I remember setting my alarm for school two hours earlier than I needed to get up. This was so I could ensure I had plenty of time to get ready and leave the house knowing I’d not forgotten anything. I was always very organised. Even my school books in my bag would be in height order so I could conveniently see which book I needed easily.

When I left school my time management and organisation skills followed me into my work life. Daily ‘R & Rs' annoyingly were often the highlight of my day. This was something I had control over, it was clear as day how the accessories were to be lined up on the shelf or how the faulty phones were to be sent back to head office etc. (I worked at Carphone Warehouse). It was a routine, a habit, a familiarity, everyone knew what was expected of them to fulfil this task.

I loved the fact it was there in black and white what was expected of me. No hidden agendas, no way to gain anything. The routine was followed and the task was completed, job done!

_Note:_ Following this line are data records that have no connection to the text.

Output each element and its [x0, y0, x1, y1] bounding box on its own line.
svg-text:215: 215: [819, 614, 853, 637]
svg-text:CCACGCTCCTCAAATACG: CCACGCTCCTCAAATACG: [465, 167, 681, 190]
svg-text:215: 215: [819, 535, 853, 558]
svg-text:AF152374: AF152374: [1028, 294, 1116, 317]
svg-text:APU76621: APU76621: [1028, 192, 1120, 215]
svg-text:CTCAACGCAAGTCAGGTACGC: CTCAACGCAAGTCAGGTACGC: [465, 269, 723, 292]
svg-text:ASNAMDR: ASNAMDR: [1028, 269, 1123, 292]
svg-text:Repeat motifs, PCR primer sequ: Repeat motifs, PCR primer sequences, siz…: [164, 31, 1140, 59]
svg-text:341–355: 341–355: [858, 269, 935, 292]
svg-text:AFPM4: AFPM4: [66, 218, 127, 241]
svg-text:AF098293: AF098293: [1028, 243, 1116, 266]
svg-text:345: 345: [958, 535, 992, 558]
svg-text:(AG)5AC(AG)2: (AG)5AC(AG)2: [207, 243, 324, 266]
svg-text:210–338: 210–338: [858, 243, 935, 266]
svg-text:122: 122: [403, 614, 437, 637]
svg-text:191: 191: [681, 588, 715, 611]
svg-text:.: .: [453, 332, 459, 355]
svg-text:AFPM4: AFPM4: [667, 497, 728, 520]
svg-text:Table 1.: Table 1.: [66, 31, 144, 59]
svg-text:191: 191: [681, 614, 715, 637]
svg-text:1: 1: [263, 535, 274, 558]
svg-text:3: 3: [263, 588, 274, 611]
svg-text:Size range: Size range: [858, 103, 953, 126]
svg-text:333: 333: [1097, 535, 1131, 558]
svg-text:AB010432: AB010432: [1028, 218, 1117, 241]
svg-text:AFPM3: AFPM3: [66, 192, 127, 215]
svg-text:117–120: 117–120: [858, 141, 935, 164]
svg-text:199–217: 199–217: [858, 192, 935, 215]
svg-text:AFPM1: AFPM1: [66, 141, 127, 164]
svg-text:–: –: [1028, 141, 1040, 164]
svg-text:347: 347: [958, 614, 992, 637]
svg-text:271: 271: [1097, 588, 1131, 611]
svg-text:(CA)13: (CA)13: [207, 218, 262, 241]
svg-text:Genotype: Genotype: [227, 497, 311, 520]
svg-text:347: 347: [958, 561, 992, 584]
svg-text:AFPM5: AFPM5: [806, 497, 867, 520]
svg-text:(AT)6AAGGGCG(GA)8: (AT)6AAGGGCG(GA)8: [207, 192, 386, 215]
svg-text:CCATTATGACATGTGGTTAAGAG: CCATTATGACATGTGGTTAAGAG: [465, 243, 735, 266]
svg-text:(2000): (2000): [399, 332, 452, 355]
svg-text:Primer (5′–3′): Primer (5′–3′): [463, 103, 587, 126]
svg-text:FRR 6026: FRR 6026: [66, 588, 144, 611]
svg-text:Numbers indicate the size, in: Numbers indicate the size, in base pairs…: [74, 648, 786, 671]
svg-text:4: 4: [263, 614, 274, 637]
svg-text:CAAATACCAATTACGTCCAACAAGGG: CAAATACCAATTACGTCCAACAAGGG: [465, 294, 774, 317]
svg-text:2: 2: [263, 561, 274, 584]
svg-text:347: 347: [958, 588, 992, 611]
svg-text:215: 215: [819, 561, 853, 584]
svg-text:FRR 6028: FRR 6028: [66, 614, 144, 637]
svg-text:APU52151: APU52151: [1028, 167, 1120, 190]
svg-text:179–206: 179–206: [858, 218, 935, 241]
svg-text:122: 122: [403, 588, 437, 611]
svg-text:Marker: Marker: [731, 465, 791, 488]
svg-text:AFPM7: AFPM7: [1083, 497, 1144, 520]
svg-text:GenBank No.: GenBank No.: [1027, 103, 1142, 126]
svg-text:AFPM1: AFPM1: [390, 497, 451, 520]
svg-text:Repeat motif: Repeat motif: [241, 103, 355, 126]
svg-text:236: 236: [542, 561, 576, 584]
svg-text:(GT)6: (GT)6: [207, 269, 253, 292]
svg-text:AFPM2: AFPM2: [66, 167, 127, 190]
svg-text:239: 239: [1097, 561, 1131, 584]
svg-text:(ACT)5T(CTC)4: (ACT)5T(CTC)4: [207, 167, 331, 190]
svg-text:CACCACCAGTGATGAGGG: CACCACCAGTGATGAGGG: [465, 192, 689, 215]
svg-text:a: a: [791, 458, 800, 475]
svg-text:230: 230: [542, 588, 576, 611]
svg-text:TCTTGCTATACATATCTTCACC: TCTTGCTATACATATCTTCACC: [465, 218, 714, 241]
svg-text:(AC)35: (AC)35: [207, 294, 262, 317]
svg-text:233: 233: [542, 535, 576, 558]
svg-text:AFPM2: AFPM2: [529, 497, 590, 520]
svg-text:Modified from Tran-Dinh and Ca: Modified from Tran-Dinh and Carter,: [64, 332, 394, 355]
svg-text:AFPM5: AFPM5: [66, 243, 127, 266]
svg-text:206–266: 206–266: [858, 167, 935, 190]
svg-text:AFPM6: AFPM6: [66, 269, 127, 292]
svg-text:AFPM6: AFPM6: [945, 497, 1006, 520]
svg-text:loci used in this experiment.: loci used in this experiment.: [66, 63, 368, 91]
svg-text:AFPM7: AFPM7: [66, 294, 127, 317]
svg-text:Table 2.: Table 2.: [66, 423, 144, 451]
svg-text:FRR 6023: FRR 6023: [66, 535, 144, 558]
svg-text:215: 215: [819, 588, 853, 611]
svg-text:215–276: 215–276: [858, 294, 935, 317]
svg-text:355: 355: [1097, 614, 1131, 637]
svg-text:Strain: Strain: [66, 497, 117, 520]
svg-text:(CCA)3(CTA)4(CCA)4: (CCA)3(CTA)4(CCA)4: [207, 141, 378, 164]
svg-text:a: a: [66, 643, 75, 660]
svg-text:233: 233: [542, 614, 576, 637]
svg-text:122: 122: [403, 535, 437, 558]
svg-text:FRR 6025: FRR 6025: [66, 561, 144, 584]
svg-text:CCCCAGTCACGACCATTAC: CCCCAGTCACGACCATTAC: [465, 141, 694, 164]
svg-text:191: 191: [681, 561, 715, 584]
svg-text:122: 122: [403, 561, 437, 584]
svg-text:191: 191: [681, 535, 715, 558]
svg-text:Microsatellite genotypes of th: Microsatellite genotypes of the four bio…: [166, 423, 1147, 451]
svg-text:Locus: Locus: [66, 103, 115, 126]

In 2013 when my beautiful little man was born I tried desperately to put a routine into place to try to ground myself. I was a first time mum with little support throughout the day (Riley’s dad worked 9am – 7pm) and no support from any family. I was clueless and felt everything I had learned throughout my life was the opposite of the life skills I needed to nurture a baby.

It took me a good few months before I managed to put a solid routine into place. I remember drawing charts and time schedules to try to follow, but it wasn’t easy. Turns out children aren’t as easily tamed as paperwork!

Four years later, with an additional little madam in the family, and the routine is still going strong and very much followed every day without fail.

I personally have always loved a list since leaving work to care for my son. It’s something clear that shows me what the agenda is for that day and it gives me perspective on what’s expected of me. It helps free up space in my mind so I don’t get too overwhelmed and stressed out with what I need to do because it’s all written down.

The same goes for the children. They know the moment they wake up it's time to get dressed. They then know we head downstairs for breakfast, etc. It's habit, something familiar for them both, a way of managing and coping with life.

My four year-old son Riley was diagnosed as severely autistic in June 2015 and has been very recently diagnosed with Cowden Syndrome also. Routine is especially important for him, so much so I have a visual timetable for him so he can see the day ahead using pictures and symbols.

Riley is pretty easy-going most of the time and if something changes in the routine he’s pretty relaxed as long as I have supplies i.e. iPad and crisps! A routine can’t be strictly followed all the time unless you’re happy not having a social life (which I in fact don’t have) but having a guideline helps. My children are so used to bedtime at 7pm that if we are out I will snuggle them in my arms or the buggy with a blanket and they will happily go to sleep.

I don’t know about you but I live by our routine. It helps me to plan and get organised for the week ahead. Everyone knows what’s expected of them and when, it’s a stress reducer!

 Here’s our routine if you wanted to have a peek:

  • 7:00 – 8.30: Wake up! (No later than 9am on a non-school day)
  • 8:00 – 9:00: Breakfast at the table
  • 9.15 – 1.15: Preschool
  • 1.30 – 4:00: TV, iPads, garden, toys at home etc.
  • 4:00 – 5.30: Dinner
  • 6:00:Bath/wash and stay in bedrooms
  • 7:00: Lights out after CBeebies
  • 7:00 – 9:00: Muck around with toys and books etc, until finally dozing off!

Do you have a specific routine you follow?

I would certainly give one a go if you don’t, even if you introduce it a bit at a time.

I couldn’t imagine life without something set in stone like this. With all the joys, worries, appointments, ups, downs, chores, tantrums of life and parenthood, knowing what time dinner is or when bedtime is, is the least of my worries. Come 7pm I know the kids are clean, safe and on their way to Noddyland and I can have some ‘me’ time. By ‘me’ time, you all know that means catching up with the clothes washing, washing the dishes and putting the toys away…but in peace!